The glistening clear dome over the spongy brown iris we see here is, of course, the cornea again. Without the cornea, not only would the fragile parts our eyes be more exposed; we also wouldn't be able to see clearly. Around two thirds of the job of focusing is done by the cornea, with the lens responsible for the remainder.
This eye makes us think of another botanical image – a circle of trees with intertwined branches. Yet no matter what they look like, the eyes are a vital source of information – and not only because we see through them. Type 2 diabetes causes blood vessels in the back of our eyes to leak, and because of this, the disease is often first spotted during eye tests.
Speaking of diabetes, did you know that, at least in the United States, diabetes is believed to be the primary cause of new cases of adult blindness? We wonder what the person this eye belongs to thinks of that!
Another miniature forest circles the pupil of this eye, and this time the trunks and branches really stand out from the background with their unusual golden color. Almost like a tiny, intricate sculpture!
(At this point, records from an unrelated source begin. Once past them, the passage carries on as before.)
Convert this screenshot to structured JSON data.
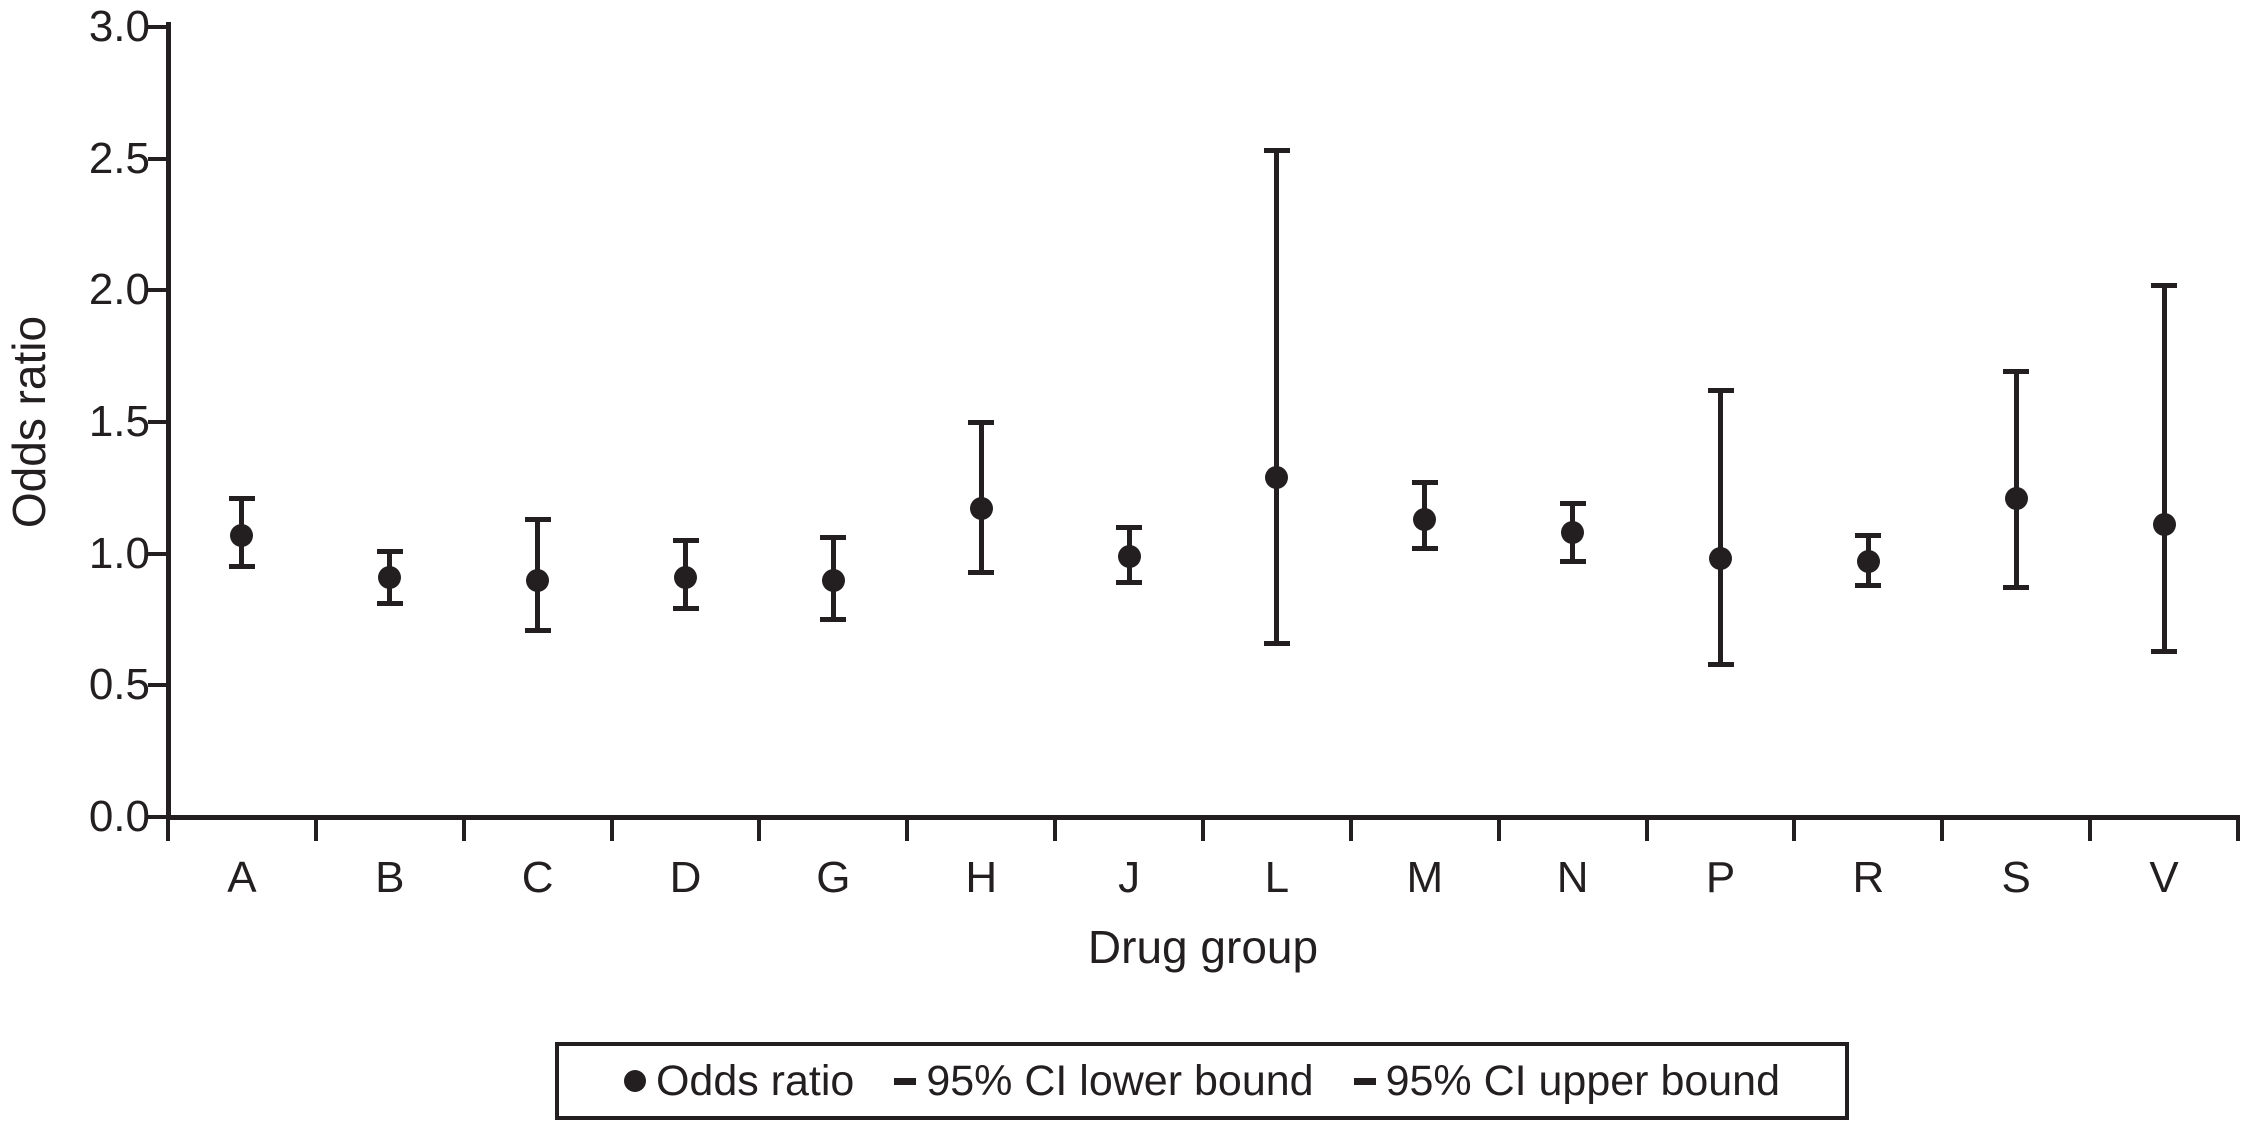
{
  "chart_data": {
    "type": "scatter",
    "subtype": "point-with-error-bars",
    "title": "",
    "xlabel": "Drug group",
    "ylabel": "Odds ratio",
    "ylim": [
      0.0,
      3.0
    ],
    "ytick_step": 0.5,
    "ytick_labels": [
      "0.0",
      "0.5",
      "1.0",
      "1.5",
      "2.0",
      "2.5",
      "3.0"
    ],
    "grid": false,
    "legend_position": "bottom",
    "marker_color": "#231f20",
    "background_color": "#ffffff",
    "categories": [
      "A",
      "B",
      "C",
      "D",
      "G",
      "H",
      "J",
      "L",
      "M",
      "N",
      "P",
      "R",
      "S",
      "V"
    ],
    "series": [
      {
        "name": "Odds ratio",
        "marker": "circle",
        "values": [
          1.07,
          0.91,
          0.9,
          0.91,
          0.9,
          1.17,
          0.99,
          1.29,
          1.13,
          1.08,
          0.98,
          0.97,
          1.21,
          1.11
        ]
      },
      {
        "name": "95% CI lower bound",
        "marker": "dash",
        "values": [
          0.95,
          0.81,
          0.71,
          0.79,
          0.75,
          0.93,
          0.89,
          0.66,
          1.02,
          0.97,
          0.58,
          0.88,
          0.87,
          0.63
        ]
      },
      {
        "name": "95% CI upper bound",
        "marker": "dash",
        "values": [
          1.21,
          1.01,
          1.13,
          1.05,
          1.06,
          1.5,
          1.1,
          2.53,
          1.27,
          1.19,
          1.62,
          1.07,
          1.69,
          2.02
        ]
      }
    ]
  }
}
The astonishing gold filigree of this iris could almost be mistaken for the rays of sun, peeking out from behind an eclipse. An odd fact about looking at the real sun is that, apart from it being extremely bad for your eyes, it can make you to sneeze. Scientists accept this as a phenomenon, but so far can provide no reason for exactly why it happens!
If the last photograph made us think of heat and fire then this one brings to mind the cool depths of the sea. Interestingly, blue eyes are becoming increasingly less common in the United States. If you're a blue-eyed Estonian, on the other hand, you have the same eye coloring as 99% of the population there.
Suren Manvelyan, who was born in Armenia, doesn't like to talk about future photography plans, but he does say he is keen to revisit the macro eye theme. "I thought that I already photographed all possible kinds of eyes," he says. "But recently in Europe I met Dutch, German and Norwegian people with special eyes."
Manvelyan is also eager to continue his very popular series on animal eyes. "Animal eyes have much more variation," he explains. Whatever this amazing photographer chooses to photograph in the future, I certainly look forward to seeing it!